@geoffrey_smith ,
The point values for quizzes are determined by the points assigned to the questions, so when you deleted the questions, it changed the point value for the assignment.
Editing a quiz after it has been delivered does not change what was delivered. This is why the points are all still there for the students.
What you didn't say is what you would like to happen.
If you would like to make the quiz worth 100 points, then you can go in and edit the quiz and add a single question worth 14 points. The students won't see the question since they've already taken the quiz, but the total for the quiz will now be worth 100 points. This is inherently unfair to the students since they're being penalized for questions that they shouldn't have known (assuming the question bank was not from a previous chapter in the course).
If you would like to keep the quiz worth 86 points, then you will need to go in and edit each student's quiz and adjust the scores. You can zero out all of the questions that were bad or you can use assign negative fudge points to adjust the score to be what it should be.
You can automate the process a little to know how many fudge points to use, you can download the student analysis. It will tell you how many points each person got for each question and you can use that to calculate the fudge points. It's not a trivial task, but depending no how many students you have, it may be worth it.
If you need to the exam to be worth 100 percent because of promises you've made regarding assignment group weighting or promises like dropping the lowest exam, then the fairest approach may be a combination of the two approaches to scale their quiz score to be out of 100 points. Add the 14 point question to bring it back to 100 points. Then download the student analysis report and figure out how many of the 86 questions they got right Then divide that by 86 to get the percentage they have correct. Use the fudge points to adjust their grades. Fudge points are assigned when you change a grade in the gradebook, so you don't have to go into SpeedGrader and manually set the fudge points.
If you want to keep it at 86 points but want to be kind to students, then there's one more approach you can use. Just go through the gradebook and for anyone who scored more than 86 points, change it to be worth 86 points. This is beneficial to the students because the questions most likely involved some multiple choice and so they could guess correctly a fraction of the time. That means that you're replacing something they should have known but didn't, with something they could have guessed at and gotten correct. It doesn't measure how much they actually know about the material they were supposed to know, but it's giving them a chance to get a perfect score when they didn't have one before.
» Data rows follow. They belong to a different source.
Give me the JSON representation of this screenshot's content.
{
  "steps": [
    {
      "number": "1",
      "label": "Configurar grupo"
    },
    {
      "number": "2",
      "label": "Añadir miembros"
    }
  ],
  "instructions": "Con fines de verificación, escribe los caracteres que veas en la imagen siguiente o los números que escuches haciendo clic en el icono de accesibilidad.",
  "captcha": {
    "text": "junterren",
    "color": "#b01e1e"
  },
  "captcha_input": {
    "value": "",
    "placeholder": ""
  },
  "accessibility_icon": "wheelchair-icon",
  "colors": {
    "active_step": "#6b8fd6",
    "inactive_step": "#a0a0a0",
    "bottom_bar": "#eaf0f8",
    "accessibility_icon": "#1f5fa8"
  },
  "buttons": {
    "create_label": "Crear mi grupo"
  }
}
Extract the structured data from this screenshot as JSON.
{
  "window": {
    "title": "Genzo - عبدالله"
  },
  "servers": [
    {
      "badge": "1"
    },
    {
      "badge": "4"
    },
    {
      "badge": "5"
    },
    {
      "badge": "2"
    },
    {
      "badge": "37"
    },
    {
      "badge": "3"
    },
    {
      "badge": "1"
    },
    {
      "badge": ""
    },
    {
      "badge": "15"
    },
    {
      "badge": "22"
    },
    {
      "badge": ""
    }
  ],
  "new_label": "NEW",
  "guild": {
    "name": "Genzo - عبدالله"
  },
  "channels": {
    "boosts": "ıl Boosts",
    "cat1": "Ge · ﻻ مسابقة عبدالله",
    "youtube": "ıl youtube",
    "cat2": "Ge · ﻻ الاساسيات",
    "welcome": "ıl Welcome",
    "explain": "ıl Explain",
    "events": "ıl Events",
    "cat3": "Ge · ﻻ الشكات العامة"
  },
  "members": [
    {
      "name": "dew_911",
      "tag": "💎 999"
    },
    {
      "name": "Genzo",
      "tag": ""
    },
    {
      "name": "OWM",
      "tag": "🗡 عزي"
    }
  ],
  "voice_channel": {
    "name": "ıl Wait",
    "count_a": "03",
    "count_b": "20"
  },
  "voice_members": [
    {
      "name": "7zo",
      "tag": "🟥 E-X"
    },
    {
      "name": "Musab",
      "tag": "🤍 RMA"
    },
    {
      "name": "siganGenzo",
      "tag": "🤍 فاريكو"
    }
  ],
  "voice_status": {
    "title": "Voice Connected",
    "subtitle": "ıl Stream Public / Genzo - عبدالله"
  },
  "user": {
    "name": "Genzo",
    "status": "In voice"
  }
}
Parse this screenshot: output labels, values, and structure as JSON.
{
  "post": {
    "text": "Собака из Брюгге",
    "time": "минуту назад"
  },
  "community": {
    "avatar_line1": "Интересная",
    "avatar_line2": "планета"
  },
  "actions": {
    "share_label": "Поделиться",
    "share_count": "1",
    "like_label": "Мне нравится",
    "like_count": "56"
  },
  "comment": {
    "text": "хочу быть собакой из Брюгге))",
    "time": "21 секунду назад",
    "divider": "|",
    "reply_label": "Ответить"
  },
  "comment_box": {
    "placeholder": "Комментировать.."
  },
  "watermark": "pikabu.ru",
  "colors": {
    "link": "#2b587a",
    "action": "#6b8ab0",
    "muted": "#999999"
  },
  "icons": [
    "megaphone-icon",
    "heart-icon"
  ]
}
In the future, check the exam before the students take it as it's a lot easier to fix at that point.
However, should something like this arises in the future, then use the regrade feature that is available for multiple choice questions. This lesson from the Canvas Instructor Guide explains how: How do I regrade a Multiple Choice quiz question?
The first sentence there says "If you accidentally published a quiz with an existing multiple choice question that needs to be corrected, you can use quiz regrade to edit the question and update student grades." The third bullet point says "Adding or deleting answers from a multiple choice question with submissions disables the option to regrade that question." Hindsight is 20-20, but deleting the questions was one of the worst things you could have done.
There is no "throw out the question" option during a regrade. If there was such an option, it would presumably change the point value as well (perhaps not if these questions were in question groups). If the total points were not reduced, then you could go back and delete the questions to reduce it to 86 points. This is hypothetical since that option doesn't exist.
What you could do if this happens again is "give everyone full credit for this question." That means that everyone has it right so everyone's score is artificially inflated by 14 points. You can leave it like that, but it's not an accurate measure of how much they know. But you could then take their score and subtract 14 and have the number of questions that they had right out of the 86. You could then use that to compute a new percentage for them (score-14)/86*100 and enter that new score in the gradebook. That's something that could be automated using the quiz export/import capabilities and let Excel do the work for you.